5 June 1893–3 Feb. 1970
Camillo Artom, internationally recognized scientist and head of the department of biochemistry at Bowman Gray School of Medicine of Wake Forest University, was born in Asti, Italy, of a Jewish family prominent in business and politics. His father, Victor Artom, was a banker. His brother, Eugenio Artom, who served in the Italian Senate, was a lawyer and professor of history in Florence, Italy. Beginning the study of medicine at the University of Rome, Camillo Artom received an M.D. degree at the University of Padua in 1917. Following World War I service with the Italian Alpine troops, in which he earned a lieutenant's rank and two decorations, he returned to the laboratory and classroom and was awarded a Ph.D. in physiology by the University of Messina in 1923 and a Ph.D. in biochemistry by the University of Palermo in 1926. After further studies at the universities of Amsterdam and Frankfurt, he received appointments as chairman of the department of biochemistry, first at the University Cagliari and in 1935 at the University of Palermo.
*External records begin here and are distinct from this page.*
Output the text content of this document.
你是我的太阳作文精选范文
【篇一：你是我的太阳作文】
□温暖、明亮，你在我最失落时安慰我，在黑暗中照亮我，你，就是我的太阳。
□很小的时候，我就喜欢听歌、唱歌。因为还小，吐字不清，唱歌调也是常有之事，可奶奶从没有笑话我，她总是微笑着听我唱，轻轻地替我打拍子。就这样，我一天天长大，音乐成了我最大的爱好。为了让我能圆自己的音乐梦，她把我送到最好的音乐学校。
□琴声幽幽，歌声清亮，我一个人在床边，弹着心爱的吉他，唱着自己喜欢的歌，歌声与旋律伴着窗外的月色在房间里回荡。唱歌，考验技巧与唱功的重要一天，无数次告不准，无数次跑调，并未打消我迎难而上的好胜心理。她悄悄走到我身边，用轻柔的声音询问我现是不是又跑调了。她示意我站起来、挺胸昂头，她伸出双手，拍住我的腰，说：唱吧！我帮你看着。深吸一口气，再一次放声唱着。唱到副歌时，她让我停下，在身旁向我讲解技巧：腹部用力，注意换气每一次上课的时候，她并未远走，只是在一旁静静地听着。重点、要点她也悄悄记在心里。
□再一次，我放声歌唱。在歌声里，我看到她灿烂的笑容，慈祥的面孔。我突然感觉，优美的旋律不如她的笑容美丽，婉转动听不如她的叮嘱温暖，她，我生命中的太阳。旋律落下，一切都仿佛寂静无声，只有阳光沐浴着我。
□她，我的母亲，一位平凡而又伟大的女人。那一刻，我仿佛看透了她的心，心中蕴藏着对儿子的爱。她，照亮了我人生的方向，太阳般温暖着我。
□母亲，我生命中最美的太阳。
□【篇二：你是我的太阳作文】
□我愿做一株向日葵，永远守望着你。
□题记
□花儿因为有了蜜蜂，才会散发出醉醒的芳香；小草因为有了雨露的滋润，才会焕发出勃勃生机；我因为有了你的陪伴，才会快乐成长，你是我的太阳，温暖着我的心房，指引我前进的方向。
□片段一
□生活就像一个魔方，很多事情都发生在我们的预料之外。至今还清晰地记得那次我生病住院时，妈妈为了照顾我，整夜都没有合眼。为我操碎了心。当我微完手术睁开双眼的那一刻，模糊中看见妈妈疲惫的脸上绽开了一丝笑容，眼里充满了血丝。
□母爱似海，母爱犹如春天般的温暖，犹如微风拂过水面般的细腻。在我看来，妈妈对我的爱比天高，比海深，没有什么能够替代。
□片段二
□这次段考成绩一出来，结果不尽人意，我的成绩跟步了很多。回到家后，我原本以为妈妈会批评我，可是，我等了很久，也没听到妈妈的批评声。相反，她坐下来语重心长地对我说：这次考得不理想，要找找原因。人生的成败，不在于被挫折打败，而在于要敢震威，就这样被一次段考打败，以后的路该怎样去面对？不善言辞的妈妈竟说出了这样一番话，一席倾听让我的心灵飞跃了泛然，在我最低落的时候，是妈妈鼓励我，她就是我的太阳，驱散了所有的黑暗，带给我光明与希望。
The Mussolini government imposed increasing restrictions on Italian Jews, and in 1939 Artom migrated to Wake Forest as professor of biochemistry and chairman of the department in the School of Medical Sciences at Wake Forest College, bringing with him a reputation as "the outstanding biochemist that Italy has produced in the present generation." In 1941, Artom became head of the department of biochemistry at the Bowman Gray School of Medicine at Winston-Salem. In this position he continued until 1961; in 1963 he became professor emeritus, and he continued his research there until his death in 1970.
Artom's more than two hundred papers, mostly dealing with body fats, were published in the most prestigious of scientific journals, including Nature and the Annual Review of Biochemistry. One paper, published in 1939, was the first publication on the use of a radioisotope in the study of intermediary metabolism. His special field was lipid metabolism, dealing with the absorption of fat in food through its metabolism in the liver to its appearance in arterial
walls. Especially important was his investigation of the synthesis of phospho-lipids in the liver and his interest in the formation of lecithin in the liver. Artom's studies have had an important bearing on modern understanding of arteriosclerosis; he also did significant work on the incorporation of amino acids into fat-soluble compounds.Artom was regarded as a fine teacher, and in 1963 the senior class of Bowman Gray dedicated to him their yearbook, The Gray Matter. In 1968 he was awarded the first Medallion of Merit of Wake Forest University. He died in Winston-Salem and was buried in Asti, Italy.
In 1929 he married Bianca Ara of Venice, Italy. They had one son, George Victor. Artom was naturalized as a U.S. citizen in 1946.